Марианна сжала его руку.

- Ты прав, Андрей! - произнесла она, гордо выпрямившись, - она нас согреет и мы будем жить для нее.

А на занесенном снегом хуторке никто и не знал о тех кровавых событиях, которые приготовлялись на Украине.

Там царило тихое счастье. Никто не приезжал туда, и никакая весть из населенного мира не долетала через необозримую снежную степь. Каждый вечер старики, запаливши свои люльки, начинали толковать о том, что-то теперь происходит на Украине, удалось ли гетману Дорошенко разбить ляхов и соединить под своей булавой обе стороны Днепра, но представления их были далеки от действительности.

Баба и работники, утомленные дневными занятиями, укладывались спать, а девушки, притаившись где-нибудь подле "каганця" с прялками или шитьем, принимались вести между собой тихий, таинственный разговор.
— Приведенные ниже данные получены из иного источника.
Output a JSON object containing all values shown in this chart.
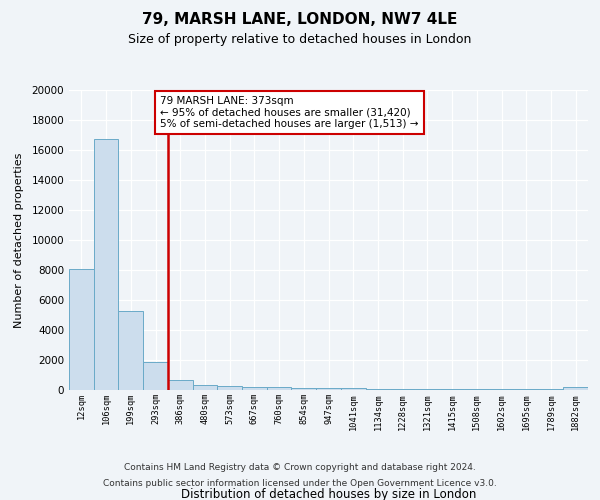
{
  "title1": "79, MARSH LANE, LONDON, NW7 4LE",
  "title2": "Size of property relative to detached houses in London",
  "xlabel": "Distribution of detached houses by size in London",
  "ylabel": "Number of detached properties",
  "bar_color": "#ccdded",
  "bar_edge_color": "#6aaac8",
  "vline_color": "#cc0000",
  "vline_x_index": 3,
  "annotation_text": "79 MARSH LANE: 373sqm\n← 95% of detached houses are smaller (31,420)\n5% of semi-detached houses are larger (1,513) →",
  "annotation_box_color": "white",
  "annotation_box_edge": "#cc0000",
  "categories": [
    "12sqm",
    "106sqm",
    "199sqm",
    "293sqm",
    "386sqm",
    "480sqm",
    "573sqm",
    "667sqm",
    "760sqm",
    "854sqm",
    "947sqm",
    "1041sqm",
    "1134sqm",
    "1228sqm",
    "1321sqm",
    "1415sqm",
    "1508sqm",
    "1602sqm",
    "1695sqm",
    "1789sqm",
    "1882sqm"
  ],
  "values": [
    8100,
    16700,
    5300,
    1850,
    700,
    350,
    270,
    200,
    170,
    150,
    130,
    110,
    100,
    90,
    80,
    70,
    60,
    55,
    50,
    45,
    170
  ],
  "ylim": [
    0,
    20000
  ],
  "yticks": [
    0,
    2000,
    4000,
    6000,
    8000,
    10000,
    12000,
    14000,
    16000,
    18000,
    20000
  ],
  "footer1": "Contains HM Land Registry data © Crown copyright and database right 2024.",
  "footer2": "Contains public sector information licensed under the Open Government Licence v3.0.",
  "background_color": "#f0f4f8",
  "plot_bg_color": "#f0f4f8",
  "grid_color": "white"
}
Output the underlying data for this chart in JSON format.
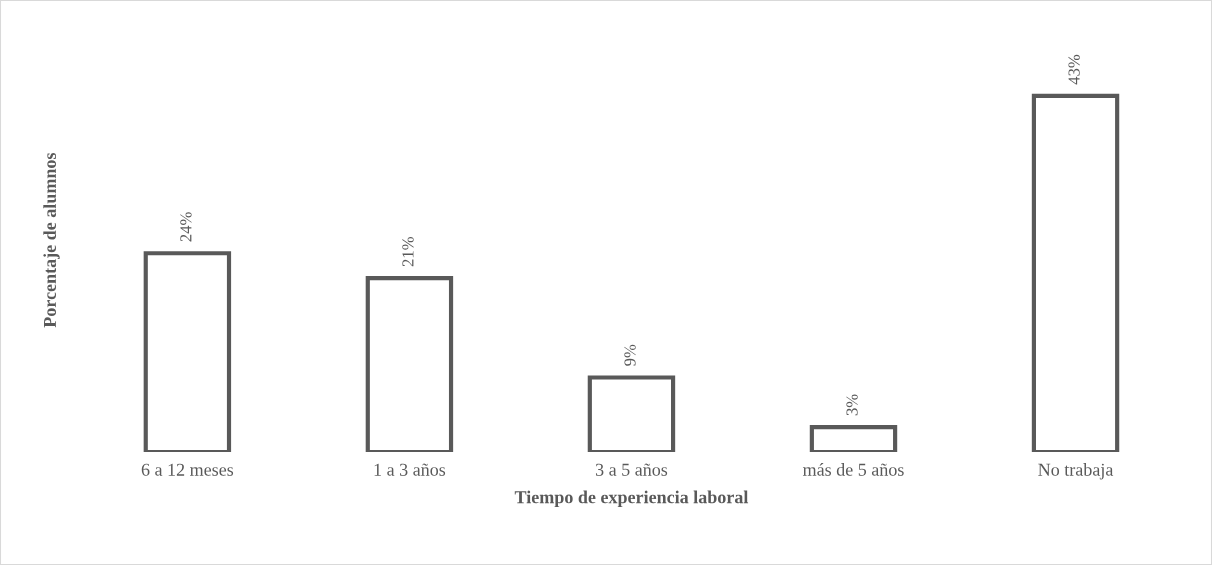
{
  "chart_data": {
    "type": "bar",
    "xlabel": "Tiempo de experiencia laboral",
    "ylabel": "Porcentaje de alumnos",
    "categories": [
      "6 a 12 meses",
      "1 a 3 años",
      "3 a 5 años",
      "más de 5 años",
      "No trabaja"
    ],
    "values": [
      24,
      21,
      9,
      3,
      43
    ],
    "value_labels": [
      "24%",
      "21%",
      "9%",
      "3%",
      "43%"
    ],
    "color": "#595959",
    "grid": false,
    "legend": false
  }
}
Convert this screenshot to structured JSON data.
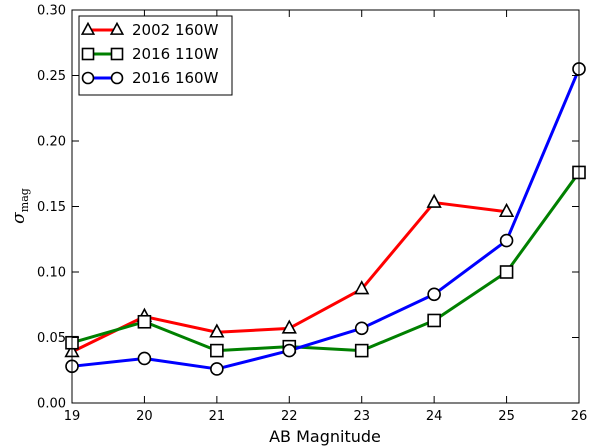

Но события, происходящие на Украине, не интересовали их, они были так счастливы ожиданием своего приближающегося счастья, что кроме него не интересовались решительно ничем.

Им было даже приятно это одиночество. В эти долгие зимние вечера, когда на дворе трещал мороз, или свирепела "завирюха", так хорошо было, прижавшись друг к другу, вести нескончаемый разговор, переноситься мыслью в вышний Чигирин, вспоминать с тихой улыбкой пережитые муки и мечтать о будущей счастливой жизни. Каждая мелочь, пережитая с дорогими людьми, принимала теперь в их глазах необычайное значение. Сколько раз передавала Галина Орысе свой самый ничтожный разговор с Мазепой... Сколько раз рассказывала она ей о той тоске, которая охватила ее с того момента, когда уехал Мазепа, но теперь уже и эти печальные воспоминания не наводили на нее грусти, - они были ей дороги и милы.

Словно нежное розовое сияние, разливающееся по ясному небу перед восходом солнца, разливалась в душе Галины тихая радость в ожидании наступающего счастья. Она ожидала Мазепу; она знала, что после тех страшных, тревожных событий, которые, как дикий прибой волн, перекатятся по всей Украине, - он приедет за нею.

Прилетели на хутор на пушистых снежных крыльях "риздвяни святкы". Тихо прошли они в этом тесном кружке отделенных от шумного мира людей. Орыся и Галина гадали, и все гаданья предвещали им такую светлую, счастливую судьбу. В ночь под Крещенье, когда баба подставила им под изголовье миски с перекинутыми через них щепочками, им обеим приснились их "коханци", ведущие их через мост; из воску вылилась церковь и какой-то неопределенный кусочек, который, по уверениям Орыси, должен был изображать непременно "дытынку". И каждое это гаданье сопровождалось таким веселым звонким смехом, что, слушая его, даже старикам становилось веселее... Так пролетели святки, так пронеслось еще немало времени... Дни и недели терялись в этой снежной равнине, но девчата с удовольствием провожали их, так как каждое новое утро приближало их к свиданию с дорогими людьми.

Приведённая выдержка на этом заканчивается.